En vue d’atteindre cet objectif, nous avons mis en place des programmes volontaires complets destinés à stimuler les entreprises et l’industrie à rendre l’économie américaine plus efficace et à diminuer l’intensité des gaz à effet de serre. Je souhaite partager avec vous quelques-uns de ces programmes impliquant les entreprises et l’industrie. Il y a tout d’abord le programme Climate Leaders, un partenariat entre l’industrie et le gouvernement géré par notre Agence de protection environnementale (EPA), qui encourage les sociétés individuelles afin de développer des stratégies de lutte contre le changement climatique et définir des objectifs pour réduire les émissions de gaz à effet de serre. Depuis sa création en 2002, quelque 53 entreprises partenaires ont pris part à ce programme et de nombreuses autres se sont engagées à atteindre des cibles spécifiques de réduction de l’effet de serre.

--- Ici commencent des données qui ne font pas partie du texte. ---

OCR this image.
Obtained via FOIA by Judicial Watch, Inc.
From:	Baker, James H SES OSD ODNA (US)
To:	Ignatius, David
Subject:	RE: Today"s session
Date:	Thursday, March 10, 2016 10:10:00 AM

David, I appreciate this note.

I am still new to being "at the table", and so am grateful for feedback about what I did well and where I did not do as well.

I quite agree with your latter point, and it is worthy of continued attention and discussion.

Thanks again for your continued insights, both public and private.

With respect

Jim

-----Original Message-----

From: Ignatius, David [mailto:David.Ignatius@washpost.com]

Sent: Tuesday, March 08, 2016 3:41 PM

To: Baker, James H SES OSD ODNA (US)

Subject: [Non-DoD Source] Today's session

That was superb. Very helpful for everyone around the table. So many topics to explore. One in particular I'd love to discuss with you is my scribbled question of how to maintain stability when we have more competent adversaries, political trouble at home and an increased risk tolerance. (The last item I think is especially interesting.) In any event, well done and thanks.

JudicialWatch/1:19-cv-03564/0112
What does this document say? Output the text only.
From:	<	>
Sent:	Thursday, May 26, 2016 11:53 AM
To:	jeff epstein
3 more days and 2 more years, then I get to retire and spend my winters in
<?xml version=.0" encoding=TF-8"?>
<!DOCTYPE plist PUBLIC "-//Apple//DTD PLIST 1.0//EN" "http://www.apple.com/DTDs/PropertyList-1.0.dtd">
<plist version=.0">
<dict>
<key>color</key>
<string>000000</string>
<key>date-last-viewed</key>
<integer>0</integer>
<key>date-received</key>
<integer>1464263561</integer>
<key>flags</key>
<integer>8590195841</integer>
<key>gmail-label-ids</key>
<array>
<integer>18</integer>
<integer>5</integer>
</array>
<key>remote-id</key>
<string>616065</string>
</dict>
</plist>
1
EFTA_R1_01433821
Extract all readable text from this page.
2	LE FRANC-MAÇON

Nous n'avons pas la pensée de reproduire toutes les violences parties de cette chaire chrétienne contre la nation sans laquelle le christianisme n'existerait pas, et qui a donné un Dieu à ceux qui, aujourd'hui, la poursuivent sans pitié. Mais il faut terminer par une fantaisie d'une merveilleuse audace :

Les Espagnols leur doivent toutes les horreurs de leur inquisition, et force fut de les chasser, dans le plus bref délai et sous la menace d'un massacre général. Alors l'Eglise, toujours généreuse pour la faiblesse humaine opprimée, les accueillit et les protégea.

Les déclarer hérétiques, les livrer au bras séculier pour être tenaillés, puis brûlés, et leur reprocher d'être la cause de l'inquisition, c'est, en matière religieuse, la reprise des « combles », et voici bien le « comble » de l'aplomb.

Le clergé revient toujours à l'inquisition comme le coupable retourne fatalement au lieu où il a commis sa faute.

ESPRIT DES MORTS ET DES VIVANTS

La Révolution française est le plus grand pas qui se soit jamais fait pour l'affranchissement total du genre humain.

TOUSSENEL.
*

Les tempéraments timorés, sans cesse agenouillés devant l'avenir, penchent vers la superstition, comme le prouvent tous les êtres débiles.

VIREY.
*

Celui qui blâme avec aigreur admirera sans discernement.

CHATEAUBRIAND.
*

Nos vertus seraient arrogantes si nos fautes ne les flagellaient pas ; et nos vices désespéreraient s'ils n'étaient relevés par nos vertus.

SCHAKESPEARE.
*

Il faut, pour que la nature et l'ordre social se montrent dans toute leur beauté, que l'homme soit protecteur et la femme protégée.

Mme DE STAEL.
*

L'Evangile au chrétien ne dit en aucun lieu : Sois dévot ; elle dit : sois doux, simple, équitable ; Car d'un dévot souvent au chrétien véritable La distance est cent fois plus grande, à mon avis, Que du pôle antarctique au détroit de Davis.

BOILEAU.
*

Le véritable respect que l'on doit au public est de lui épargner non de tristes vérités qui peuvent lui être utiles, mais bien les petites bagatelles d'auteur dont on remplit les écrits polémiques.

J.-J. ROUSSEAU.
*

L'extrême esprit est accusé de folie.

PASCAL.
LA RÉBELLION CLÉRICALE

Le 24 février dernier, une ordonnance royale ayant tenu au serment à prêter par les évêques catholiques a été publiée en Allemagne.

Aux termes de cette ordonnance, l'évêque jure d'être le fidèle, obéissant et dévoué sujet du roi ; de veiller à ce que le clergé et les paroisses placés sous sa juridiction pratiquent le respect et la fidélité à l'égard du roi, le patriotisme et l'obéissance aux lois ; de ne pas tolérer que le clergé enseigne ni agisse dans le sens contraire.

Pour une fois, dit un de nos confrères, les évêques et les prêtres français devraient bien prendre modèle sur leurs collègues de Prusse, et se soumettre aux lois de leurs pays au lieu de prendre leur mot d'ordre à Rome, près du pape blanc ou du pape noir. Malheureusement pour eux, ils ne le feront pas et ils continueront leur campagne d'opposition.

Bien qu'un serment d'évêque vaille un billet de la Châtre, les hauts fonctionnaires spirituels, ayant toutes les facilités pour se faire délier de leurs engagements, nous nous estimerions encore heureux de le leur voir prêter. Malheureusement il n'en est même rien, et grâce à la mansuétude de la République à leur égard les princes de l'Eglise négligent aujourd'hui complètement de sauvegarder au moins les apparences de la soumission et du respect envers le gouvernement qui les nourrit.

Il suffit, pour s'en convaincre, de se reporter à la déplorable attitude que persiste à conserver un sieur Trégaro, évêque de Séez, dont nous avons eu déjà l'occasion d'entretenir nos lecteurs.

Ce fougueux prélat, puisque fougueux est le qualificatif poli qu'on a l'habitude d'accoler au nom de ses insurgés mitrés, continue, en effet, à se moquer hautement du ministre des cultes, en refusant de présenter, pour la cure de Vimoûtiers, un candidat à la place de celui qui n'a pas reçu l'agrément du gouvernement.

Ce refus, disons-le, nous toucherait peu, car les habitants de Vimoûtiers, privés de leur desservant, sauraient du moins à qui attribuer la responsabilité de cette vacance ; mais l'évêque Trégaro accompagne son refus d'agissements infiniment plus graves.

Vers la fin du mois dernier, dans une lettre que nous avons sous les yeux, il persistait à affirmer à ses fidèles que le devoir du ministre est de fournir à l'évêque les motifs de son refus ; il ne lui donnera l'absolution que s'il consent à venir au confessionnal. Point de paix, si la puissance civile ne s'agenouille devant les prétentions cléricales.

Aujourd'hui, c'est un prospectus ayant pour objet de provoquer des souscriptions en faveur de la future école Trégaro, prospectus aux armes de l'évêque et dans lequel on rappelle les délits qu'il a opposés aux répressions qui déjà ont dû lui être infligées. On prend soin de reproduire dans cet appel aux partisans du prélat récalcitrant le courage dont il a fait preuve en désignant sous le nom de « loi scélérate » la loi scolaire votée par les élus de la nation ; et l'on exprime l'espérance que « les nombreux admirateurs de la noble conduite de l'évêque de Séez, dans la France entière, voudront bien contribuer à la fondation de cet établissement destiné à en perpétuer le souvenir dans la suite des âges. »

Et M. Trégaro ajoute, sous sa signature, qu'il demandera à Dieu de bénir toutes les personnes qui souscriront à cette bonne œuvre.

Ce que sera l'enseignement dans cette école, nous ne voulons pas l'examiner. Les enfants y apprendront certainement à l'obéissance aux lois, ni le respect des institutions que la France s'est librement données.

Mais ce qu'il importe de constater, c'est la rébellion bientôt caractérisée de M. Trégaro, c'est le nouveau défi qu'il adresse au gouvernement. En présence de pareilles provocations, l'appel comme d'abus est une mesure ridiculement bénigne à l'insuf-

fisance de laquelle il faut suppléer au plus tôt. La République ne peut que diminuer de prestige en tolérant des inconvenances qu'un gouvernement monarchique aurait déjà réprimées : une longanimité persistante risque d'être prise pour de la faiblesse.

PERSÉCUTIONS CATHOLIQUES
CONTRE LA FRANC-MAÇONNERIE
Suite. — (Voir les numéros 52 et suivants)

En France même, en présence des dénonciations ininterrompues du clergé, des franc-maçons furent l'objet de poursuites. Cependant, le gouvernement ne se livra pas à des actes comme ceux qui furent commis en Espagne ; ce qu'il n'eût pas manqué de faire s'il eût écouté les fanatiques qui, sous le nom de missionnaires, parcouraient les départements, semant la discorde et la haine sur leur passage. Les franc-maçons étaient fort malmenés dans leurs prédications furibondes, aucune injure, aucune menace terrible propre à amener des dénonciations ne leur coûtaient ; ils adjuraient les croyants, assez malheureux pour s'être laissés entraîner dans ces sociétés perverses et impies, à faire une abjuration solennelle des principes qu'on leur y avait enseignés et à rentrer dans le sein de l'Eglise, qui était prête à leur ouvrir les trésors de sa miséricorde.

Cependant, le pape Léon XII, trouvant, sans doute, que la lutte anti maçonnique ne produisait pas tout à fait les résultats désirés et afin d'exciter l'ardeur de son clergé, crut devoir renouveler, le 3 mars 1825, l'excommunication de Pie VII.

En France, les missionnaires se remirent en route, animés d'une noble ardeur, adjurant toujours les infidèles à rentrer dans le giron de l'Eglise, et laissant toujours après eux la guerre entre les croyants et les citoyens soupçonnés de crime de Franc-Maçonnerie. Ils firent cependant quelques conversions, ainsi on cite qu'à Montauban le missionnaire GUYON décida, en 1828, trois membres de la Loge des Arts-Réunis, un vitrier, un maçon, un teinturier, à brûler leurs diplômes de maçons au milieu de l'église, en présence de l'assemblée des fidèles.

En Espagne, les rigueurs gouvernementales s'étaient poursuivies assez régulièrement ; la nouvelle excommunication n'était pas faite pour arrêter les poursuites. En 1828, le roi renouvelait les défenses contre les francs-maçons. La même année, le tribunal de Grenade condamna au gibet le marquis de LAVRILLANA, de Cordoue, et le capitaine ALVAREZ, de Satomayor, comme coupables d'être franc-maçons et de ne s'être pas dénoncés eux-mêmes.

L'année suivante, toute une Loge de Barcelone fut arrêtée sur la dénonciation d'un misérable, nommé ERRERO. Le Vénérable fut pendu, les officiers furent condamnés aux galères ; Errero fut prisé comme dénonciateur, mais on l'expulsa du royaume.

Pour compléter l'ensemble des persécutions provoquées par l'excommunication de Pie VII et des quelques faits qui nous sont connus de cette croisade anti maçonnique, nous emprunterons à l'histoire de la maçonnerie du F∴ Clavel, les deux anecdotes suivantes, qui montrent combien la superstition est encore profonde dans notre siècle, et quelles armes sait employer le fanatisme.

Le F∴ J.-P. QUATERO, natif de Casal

Le programme Climate Vision adopte également une approche similaire concernant des secteurs entiers de l’économie américaine. Le programme Climate Vision implique 12 secteurs industriels majeurs ainsi que les membres de la Business Roundtable, une importante association d’entreprises américaines, qui se sont engagés à réduire leurs émissions de gaz à effet de serre au cours de la décennie à venir. Il y a donc le programme Climate Leaders, qui a été présenté par notre Agence de protection environnementale. En réalité, le nombre que j’ai mentionné a augmenté selon une récente mise à jour de l’EPA. Quelque 53 pays ont fait part de leur engagement mais, parmi les plusieurs centaines d’entreprises qui y ont participé, toutes ne se sont encore engagées à atteindre ces cibles.
Il y a également le programme Climate Vision, un programme qui a été lancé par notre Département de l’Énergie, qui implique, comme je viens de le dire, les 12 principaux secteurs industriels.
Le secteur du transport est particulièrement important et est parfois négligé dans les discussions sur le changement climatique. En janvier dernier, l’Agence de protection environnementale a dévoilé le SmartWay Transport Partnership, un effort qui unit l’EPA et différents transporteurs de marchandises pour établir des incitations en vue de l’amélioration de l’efficacité des combustibles et la réduction des émissions. Quarante?deux transporteurs de marchandises par la route et 11 transporteurs de marchandises par voie maritime de tous les États-Unis s’y sont déjà inscrits et nous nous attendons à ce que d’autres sociétés fassent de même.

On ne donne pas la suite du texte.